Nasional

Ngaji Suluk Maleman Tekankan Kedaulatan Pangan dan Kesadaran Budaya sebagai Kekuatan Bangsa

Selasa, 20 September 2022 | 19:30 WIB

Ngaji Suluk Maleman Tekankan Kedaulatan Pangan dan Kesadaran Budaya sebagai Kekuatan Bangsa

Ngaji Suluk Maleman Anis Sholeh Baasyin. (Foto: dok. Suluk Maleman)

Pati, NU Online

Masalah kebangsaan kembali dibahas dalam Ngaji NgAllah Suluk Maleman pada Sabtu lalu. Dalam forum ngaji budaya tersebut dibahas tentang pentingnya posisi kedaulatan pangan serta kesadaran budaya sebagai sumber utama kekuatan bangsa.


Bambang Sadono, tokoh yang malam itu menjadi narasumber dalam Suluk Maleman menyebutkan, negara-negara besar bukanlah yang berbasis pada industri melainkan yang menitikberatkan pada sektor agraria. Kenyataannya, negara-negara yang telah mampu berdaulat dalam sektor pangan sajalah yang akan menjadi negara yang kuat.


“Kita sering terkecoh dengan sebutan yang disematkan pada mereka sebagai negara industri. Amerika misalnya, mereka justru memiliki lahan yang sangat luas untuk pertanian. Dulu saat kain berasal dari kapas mereka punya lahan kapas yang luas. Mereka juga punya kebun apel, gandum dan lain sebagainya. Bahkan, saat ini pasokan kedelai terbesar juga datang dari Amerika,” terang Bambang Sadono.

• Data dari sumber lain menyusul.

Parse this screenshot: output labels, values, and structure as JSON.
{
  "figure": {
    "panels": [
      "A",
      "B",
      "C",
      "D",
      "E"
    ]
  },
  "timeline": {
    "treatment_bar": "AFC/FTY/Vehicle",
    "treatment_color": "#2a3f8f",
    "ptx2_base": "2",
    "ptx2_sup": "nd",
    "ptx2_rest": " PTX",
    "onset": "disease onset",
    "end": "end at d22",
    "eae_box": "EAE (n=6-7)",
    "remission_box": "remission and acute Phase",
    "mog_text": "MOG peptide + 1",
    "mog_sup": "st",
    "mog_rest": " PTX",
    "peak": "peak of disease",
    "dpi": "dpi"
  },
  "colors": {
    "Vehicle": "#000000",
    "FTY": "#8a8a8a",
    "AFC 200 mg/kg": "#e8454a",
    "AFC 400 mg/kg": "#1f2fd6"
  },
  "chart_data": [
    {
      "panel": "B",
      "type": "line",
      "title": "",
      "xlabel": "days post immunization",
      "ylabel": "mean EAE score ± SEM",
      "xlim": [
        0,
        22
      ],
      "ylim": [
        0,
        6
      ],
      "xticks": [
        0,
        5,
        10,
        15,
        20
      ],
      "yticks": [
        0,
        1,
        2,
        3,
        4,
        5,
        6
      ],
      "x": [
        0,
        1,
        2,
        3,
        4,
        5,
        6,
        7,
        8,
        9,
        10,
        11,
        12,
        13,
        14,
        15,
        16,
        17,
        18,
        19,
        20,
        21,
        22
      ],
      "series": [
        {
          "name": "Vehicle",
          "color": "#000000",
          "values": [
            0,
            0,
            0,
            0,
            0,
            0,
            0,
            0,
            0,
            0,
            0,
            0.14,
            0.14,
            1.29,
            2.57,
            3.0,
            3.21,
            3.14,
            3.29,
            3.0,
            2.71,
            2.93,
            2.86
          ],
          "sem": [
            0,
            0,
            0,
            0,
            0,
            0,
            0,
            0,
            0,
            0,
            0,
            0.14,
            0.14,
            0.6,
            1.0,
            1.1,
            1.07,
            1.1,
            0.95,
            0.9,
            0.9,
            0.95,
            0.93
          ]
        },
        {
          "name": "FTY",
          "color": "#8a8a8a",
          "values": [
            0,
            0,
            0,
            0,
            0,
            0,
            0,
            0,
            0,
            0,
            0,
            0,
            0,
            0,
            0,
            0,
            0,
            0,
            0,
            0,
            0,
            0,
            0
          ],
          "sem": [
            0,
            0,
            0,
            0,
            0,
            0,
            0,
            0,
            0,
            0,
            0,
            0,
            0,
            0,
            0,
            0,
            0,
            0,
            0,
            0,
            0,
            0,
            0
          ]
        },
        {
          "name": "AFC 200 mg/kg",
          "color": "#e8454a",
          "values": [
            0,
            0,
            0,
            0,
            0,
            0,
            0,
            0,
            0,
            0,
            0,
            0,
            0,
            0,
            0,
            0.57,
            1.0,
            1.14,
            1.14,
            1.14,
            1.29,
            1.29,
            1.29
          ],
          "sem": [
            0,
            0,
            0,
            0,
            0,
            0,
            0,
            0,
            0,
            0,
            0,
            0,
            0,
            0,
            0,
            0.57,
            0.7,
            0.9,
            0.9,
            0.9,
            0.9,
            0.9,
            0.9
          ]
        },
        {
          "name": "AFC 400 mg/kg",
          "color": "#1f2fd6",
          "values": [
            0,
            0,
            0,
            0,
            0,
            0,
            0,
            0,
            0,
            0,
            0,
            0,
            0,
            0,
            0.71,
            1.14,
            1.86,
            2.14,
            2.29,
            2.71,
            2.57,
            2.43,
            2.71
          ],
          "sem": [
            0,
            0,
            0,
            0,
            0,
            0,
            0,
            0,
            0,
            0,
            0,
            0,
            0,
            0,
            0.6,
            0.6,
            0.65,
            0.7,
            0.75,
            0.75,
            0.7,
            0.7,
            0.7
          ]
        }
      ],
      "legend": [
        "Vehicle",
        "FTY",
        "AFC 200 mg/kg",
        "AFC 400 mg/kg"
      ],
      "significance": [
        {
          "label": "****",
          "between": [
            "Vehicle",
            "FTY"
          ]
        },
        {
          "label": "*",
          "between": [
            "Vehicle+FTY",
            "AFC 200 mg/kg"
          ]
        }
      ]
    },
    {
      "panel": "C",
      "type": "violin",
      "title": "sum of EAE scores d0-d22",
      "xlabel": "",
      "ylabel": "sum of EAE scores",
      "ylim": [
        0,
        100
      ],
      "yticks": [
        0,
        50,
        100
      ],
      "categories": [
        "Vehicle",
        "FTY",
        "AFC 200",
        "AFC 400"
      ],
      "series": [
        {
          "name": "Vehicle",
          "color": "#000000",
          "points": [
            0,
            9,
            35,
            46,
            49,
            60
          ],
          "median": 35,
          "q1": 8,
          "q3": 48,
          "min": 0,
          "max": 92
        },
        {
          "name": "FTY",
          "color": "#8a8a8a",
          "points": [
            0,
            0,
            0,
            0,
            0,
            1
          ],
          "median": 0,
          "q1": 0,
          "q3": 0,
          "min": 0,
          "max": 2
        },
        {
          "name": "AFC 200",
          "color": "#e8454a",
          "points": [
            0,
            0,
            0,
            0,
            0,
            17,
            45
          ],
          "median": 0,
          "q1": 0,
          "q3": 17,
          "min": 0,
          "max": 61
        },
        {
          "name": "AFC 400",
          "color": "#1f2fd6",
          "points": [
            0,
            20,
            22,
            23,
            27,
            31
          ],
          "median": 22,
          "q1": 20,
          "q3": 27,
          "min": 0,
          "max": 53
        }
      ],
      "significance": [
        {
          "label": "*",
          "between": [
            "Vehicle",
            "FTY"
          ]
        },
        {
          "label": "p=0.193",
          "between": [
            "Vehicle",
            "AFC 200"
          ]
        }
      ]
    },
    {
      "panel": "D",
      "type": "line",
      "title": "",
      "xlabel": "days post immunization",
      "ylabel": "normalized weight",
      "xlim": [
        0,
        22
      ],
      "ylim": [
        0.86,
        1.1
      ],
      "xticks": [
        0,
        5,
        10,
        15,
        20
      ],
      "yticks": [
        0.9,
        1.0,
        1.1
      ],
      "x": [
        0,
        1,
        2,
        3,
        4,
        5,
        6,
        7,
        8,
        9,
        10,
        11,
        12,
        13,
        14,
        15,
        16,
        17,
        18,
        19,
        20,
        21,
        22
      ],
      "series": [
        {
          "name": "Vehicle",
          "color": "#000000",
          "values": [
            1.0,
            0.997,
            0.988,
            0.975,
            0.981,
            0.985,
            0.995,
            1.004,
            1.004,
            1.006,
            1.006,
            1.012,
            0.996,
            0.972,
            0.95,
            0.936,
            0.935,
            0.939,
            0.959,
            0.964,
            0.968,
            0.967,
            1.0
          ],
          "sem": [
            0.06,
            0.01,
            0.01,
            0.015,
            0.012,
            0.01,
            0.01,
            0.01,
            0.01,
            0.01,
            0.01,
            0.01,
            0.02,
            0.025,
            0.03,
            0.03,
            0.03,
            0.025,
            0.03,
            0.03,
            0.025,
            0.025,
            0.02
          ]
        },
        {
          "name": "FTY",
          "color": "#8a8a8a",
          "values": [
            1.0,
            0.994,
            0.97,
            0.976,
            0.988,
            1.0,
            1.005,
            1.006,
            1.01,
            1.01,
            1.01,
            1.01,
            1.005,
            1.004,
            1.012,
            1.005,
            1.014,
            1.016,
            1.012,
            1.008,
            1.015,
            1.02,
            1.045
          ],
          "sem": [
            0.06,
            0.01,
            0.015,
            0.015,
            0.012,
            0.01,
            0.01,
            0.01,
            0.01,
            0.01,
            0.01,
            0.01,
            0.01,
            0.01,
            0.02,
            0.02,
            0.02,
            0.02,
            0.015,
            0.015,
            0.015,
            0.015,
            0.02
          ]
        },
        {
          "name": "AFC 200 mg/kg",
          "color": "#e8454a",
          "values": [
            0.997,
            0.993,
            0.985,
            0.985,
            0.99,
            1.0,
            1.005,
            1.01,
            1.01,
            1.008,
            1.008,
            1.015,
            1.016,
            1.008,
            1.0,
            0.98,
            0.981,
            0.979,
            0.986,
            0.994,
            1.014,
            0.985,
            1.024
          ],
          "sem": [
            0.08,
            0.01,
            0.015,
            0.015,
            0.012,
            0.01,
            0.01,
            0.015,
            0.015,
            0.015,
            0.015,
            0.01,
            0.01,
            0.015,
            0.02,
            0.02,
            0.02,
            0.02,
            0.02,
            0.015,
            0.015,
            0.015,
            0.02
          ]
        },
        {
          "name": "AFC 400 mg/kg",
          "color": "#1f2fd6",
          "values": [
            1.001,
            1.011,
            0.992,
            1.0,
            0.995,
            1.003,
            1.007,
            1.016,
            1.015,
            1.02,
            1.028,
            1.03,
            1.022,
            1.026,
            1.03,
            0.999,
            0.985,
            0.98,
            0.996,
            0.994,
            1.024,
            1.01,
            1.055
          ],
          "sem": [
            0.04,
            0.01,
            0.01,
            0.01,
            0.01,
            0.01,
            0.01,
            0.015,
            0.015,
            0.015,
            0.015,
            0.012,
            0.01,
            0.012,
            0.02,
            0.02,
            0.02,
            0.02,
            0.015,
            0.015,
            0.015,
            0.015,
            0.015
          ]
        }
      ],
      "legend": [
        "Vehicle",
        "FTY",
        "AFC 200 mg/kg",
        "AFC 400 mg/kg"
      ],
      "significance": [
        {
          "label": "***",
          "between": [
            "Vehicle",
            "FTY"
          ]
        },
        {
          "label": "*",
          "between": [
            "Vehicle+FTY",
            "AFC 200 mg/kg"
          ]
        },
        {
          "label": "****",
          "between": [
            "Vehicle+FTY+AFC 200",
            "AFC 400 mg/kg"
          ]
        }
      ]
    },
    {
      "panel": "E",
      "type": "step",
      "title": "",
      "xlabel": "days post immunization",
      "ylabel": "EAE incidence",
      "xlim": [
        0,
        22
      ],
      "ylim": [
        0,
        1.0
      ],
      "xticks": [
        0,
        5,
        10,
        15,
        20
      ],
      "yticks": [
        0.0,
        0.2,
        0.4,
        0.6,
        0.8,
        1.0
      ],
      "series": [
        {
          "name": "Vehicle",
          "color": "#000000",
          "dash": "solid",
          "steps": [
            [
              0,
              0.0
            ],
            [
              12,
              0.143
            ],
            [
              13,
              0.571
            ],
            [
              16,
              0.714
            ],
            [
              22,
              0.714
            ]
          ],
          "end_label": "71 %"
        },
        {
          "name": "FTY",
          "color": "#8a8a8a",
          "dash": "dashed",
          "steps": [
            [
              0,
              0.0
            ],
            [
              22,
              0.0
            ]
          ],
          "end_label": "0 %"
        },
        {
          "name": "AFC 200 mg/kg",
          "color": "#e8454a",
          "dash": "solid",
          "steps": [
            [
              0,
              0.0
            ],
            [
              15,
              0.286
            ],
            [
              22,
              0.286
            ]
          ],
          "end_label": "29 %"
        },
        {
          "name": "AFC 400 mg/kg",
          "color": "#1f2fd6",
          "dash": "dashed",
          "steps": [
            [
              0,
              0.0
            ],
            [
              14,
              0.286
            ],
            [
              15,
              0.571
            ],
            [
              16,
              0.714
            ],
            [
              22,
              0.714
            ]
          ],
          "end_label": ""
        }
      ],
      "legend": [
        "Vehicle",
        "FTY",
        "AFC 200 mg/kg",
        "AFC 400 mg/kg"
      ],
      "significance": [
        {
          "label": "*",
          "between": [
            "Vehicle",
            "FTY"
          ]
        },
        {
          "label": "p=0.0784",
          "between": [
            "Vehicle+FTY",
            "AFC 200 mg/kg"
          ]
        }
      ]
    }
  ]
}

Ironisnya, kata dia, sebagai bangsa pengonsumsi tempe, Indonesia justru harus mengimpor kedelai sebagai bahan pokoknya. Begitu pula untuk tepung. Indonesia adalah bangsa pengonsumsi mie terbesar kedua di dunia setelah Tiongkok. Namun hampir tidak ada tanaman gandum di sini sehingga harus impor.


“Ketika terjadi konflik Ukraina dan Rusia malah kita yang cukup kelimpungan. Banyak lagi contohnya. Gula misalnya,saat ini kita masih mengandalkan impor. Atau, yang terasa ironis, meski punya lahan sawit begitu besar tetap saja kita mengalami krisis minyak goreng,” sesalnya.


Selain kedaulatan pangan, Bambang Sadono juga menegaskan tentang pentingnya kebudayaan sebagai landasan sebuah peradaban. Bambang menyebut Jepang sebagai contoh masyarakat yang berbasis kebudayaan kuat. Meski rata-rata orang Jepang cukup kaya, namun hampir tidak ada yang membeli mobil produk dari luar, baik Amerika mau pun Eropa,


“Padahal tidak ada larangan untuk membelinya. Itu terjadi karena mereka punya ikatan yang kuat pada produk dalam negerinya sendiri,” ucap Bambang.


Bambang pun mengingatkan betapa dulu para pejuang kemerdekaan kita memiliki nilai-nilai mulia yang diperjuangkan. Bahkan meski nilai itu berbeda-beda, baik agama, pendidikan, mau pun ideologi, namun kesemuanya menyatu demi Indonesia.


“Kini kita banyak kehilangan nilai-nilai tersebut. Kita sekarang tampaknya malah sudah membalik urutan bangunan kemasyarakatan kita, dimana posisi paling atas adalah kekuatan ekonomi, baru setelah itu politik, sosial dan budaya. Jadi saat ini kekuatan ekonomilah yang menentukan segalanya, sementara kekuatan budaya yang seharusnya menentukan justru menjadi yang paling tidak berdaya," ungkapnya.


Sementara itu menurut penggagas Suluk Maleman Anis Sholeh Ba’asyin, Indonesia sebenarnya memiliki basis kebudayaan yang kuat. Indonesia memiliki muru'ah, harga diri yang kuat. Hanya saja seiring jalannya waktu, banyak nilai-nilai luhur yang terkikis.


“Pertanyaannya, bagaimana nilai-nilai mulia ini akhirnya terkikis dan hilang? Hari ini bangsa kita justru menunjukkan perilaku yang buruk terkait hal-hal tersebut?” ujar Anis mengungkapkan keluh kesahnya.